A la mi-mars, la plainte de Thomas Guery a été rouverte par le procureur de la République de Tarascon, dont dépend Arles. C'est Muriel Sobry, ancienne commissaire de police et actuelle directrice de la sécurité à France Télévisions, qui s'est chargée de suivre le dossier auprès de la gendarmerie d'Arles. "On s'est étonnés des suites alors qu'on a un auteur identifié, et des images," explique-t-elle à ASI
. "Le fait que des journalistes soient victimes de violences dans le cadre de leur fonction en fait une affaire sensible. Nous avons un faisceau d'indices montrant que les violences sont intentionnelles." Elle n'a pas eu à négocier, dit-elle : le parquet, "submergé", n'avait probablement pas eu le temps de lire le dossier dans son ensemble, et aurait depuis "procédé à l'audition de l'agresseur présumé, qui a reconnu les faits". Pour la plainte de Aguirre de Càrcer, elle n'a pas de nouvelles.
Raconter, fédérer, protéger
Médiatiquement, la séquence de l'agression à Arles est passée presqu'inaperçue après sa diffusion en janvier - ce n'était après tout pas le sujet du film, note au passage Laura Aguirre de Cárcer.
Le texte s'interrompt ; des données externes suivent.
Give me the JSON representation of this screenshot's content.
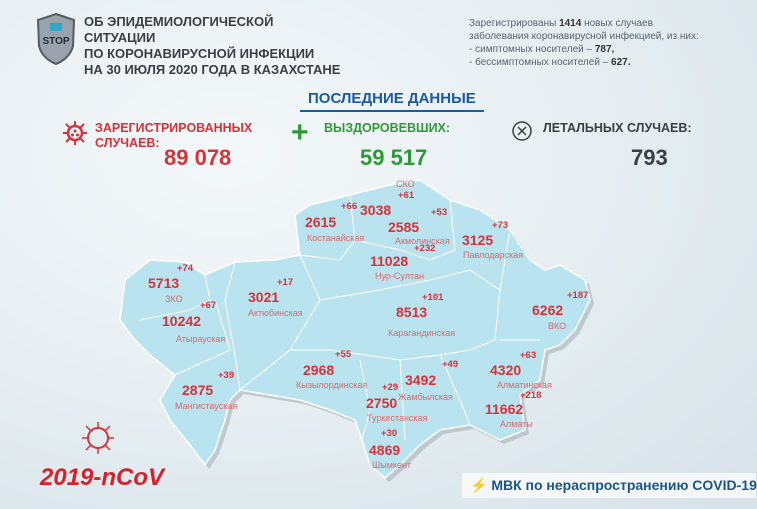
{
  "header": {
    "title_lines": [
      "ОБ ЭПИДЕМИОЛОГИЧЕСКОЙ СИТУАЦИИ",
      "ПО КОРОНАВИРУСНОЙ ИНФЕКЦИИ",
      "НА 30 ИЮЛЯ 2020 ГОДА В КАЗАХСТАНЕ"
    ],
    "logo_text": "STOP"
  },
  "info": {
    "line1_a": "Зарегистрированы ",
    "new_cases": "1414",
    "line1_b": " новых случаев",
    "line2": "заболевания коронавирусной инфекцией, из них:",
    "sym_label": "- симптомных носителей – ",
    "sym": "787,",
    "asym_label": "- бессимптомных носителей – ",
    "asym": "627."
  },
  "latest_title": "ПОСЛЕДНИЕ ДАННЫЕ",
  "stats": {
    "registered": {
      "label1": "ЗАРЕГИСТРИРОВАННЫХ",
      "label2": "СЛУЧАЕВ:",
      "value": "89 078",
      "color": "#d6323a"
    },
    "recovered": {
      "label": "ВЫЗДОРОВЕВШИХ:",
      "value": "59 517",
      "color": "#2e9a35"
    },
    "deaths": {
      "label": "ЛЕТАЛЬНЫХ СЛУЧАЕВ:",
      "value": "793",
      "color": "#3a3f45"
    }
  },
  "regions": [
    {
      "name": "Костанайская",
      "total": "2615",
      "new": "+66"
    },
    {
      "name": "СКО",
      "total": "3038",
      "new": "+61"
    },
    {
      "name": "Акмолинская",
      "total": "2585",
      "new": "+53"
    },
    {
      "name": "Нур-Султан",
      "total": "11028",
      "new": "+232"
    },
    {
      "name": "Павлодарская",
      "total": "3125",
      "new": "+73"
    },
    {
      "name": "ЗКО",
      "total": "5713",
      "new": "+74"
    },
    {
      "name": "Атырауская",
      "total": "10242",
      "new": "+67"
    },
    {
      "name": "Актюбинская",
      "total": "3021",
      "new": "+17"
    },
    {
      "name": "Карагандинская",
      "total": "8513",
      "new": "+101"
    },
    {
      "name": "ВКО",
      "total": "6262",
      "new": "+187"
    },
    {
      "name": "Мангистауская",
      "total": "2875",
      "new": "+39"
    },
    {
      "name": "Кызылординская",
      "total": "2968",
      "new": "+55"
    },
    {
      "name": "Туркестанская",
      "total": "2750",
      "new": "+29"
    },
    {
      "name": "Жамбылская",
      "total": "3492",
      "new": "+49"
    },
    {
      "name": "Алматинская",
      "total": "4320",
      "new": "+63"
    },
    {
      "name": "Алматы",
      "total": "11662",
      "new": "+218"
    },
    {
      "name": "Шымкент",
      "total": "4869",
      "new": "+30"
    }
  ],
  "footer": {
    "ncov": "2019-nCoV",
    "source": "МВК по нераспространению COVID-19"
  },
  "colors": {
    "map_fill": "#b9e3ef",
    "accent_red": "#d6323a",
    "accent_blue": "#1b5aa0"
  }
}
La scène a refait surface sur TV 5 Mondele 17 avril, lors d'une table ronde ayant pour intitulé "En France, informer sur l'agriculture industrielle, un risque pour les journalistes" où était notamment invitée Morgan Large, journaliste indépendante qui enquête sur l'agro-alimentaire en Bretagne et a récemment subi un sabotage qui aurait pu être très grave : les boulons d'une roue de sa voiture ont été dévissés.
Sur le plateau de TV 5 Monde, Pauline Adès-Mevel, la porte-parole de Reporters Sans Frontières, décrit comme "traumatisante" la scène qu'ont vécue les journalistes de France 2 et ajoute : "C'est important que les journalistes qui ont vécu des événements aussi traumatiques puissent raconter, pour se fédérer, pour qu'ils se sentent plus protégés et puissent partager." Thomas Guery acquiesce : pendant les mois qui ont suivi l'agression, il n'a pas souhaité la médiatiser - et puis, il fallait soigner son dos. Mais avec le recul, il souhaite désormais en parler. "Le comportement [de l'agresseur] a dépassé les bornes. Il faut marquer le coup, pour ne pas banaliser ça."
* Le prénom a été modifié à sa demande.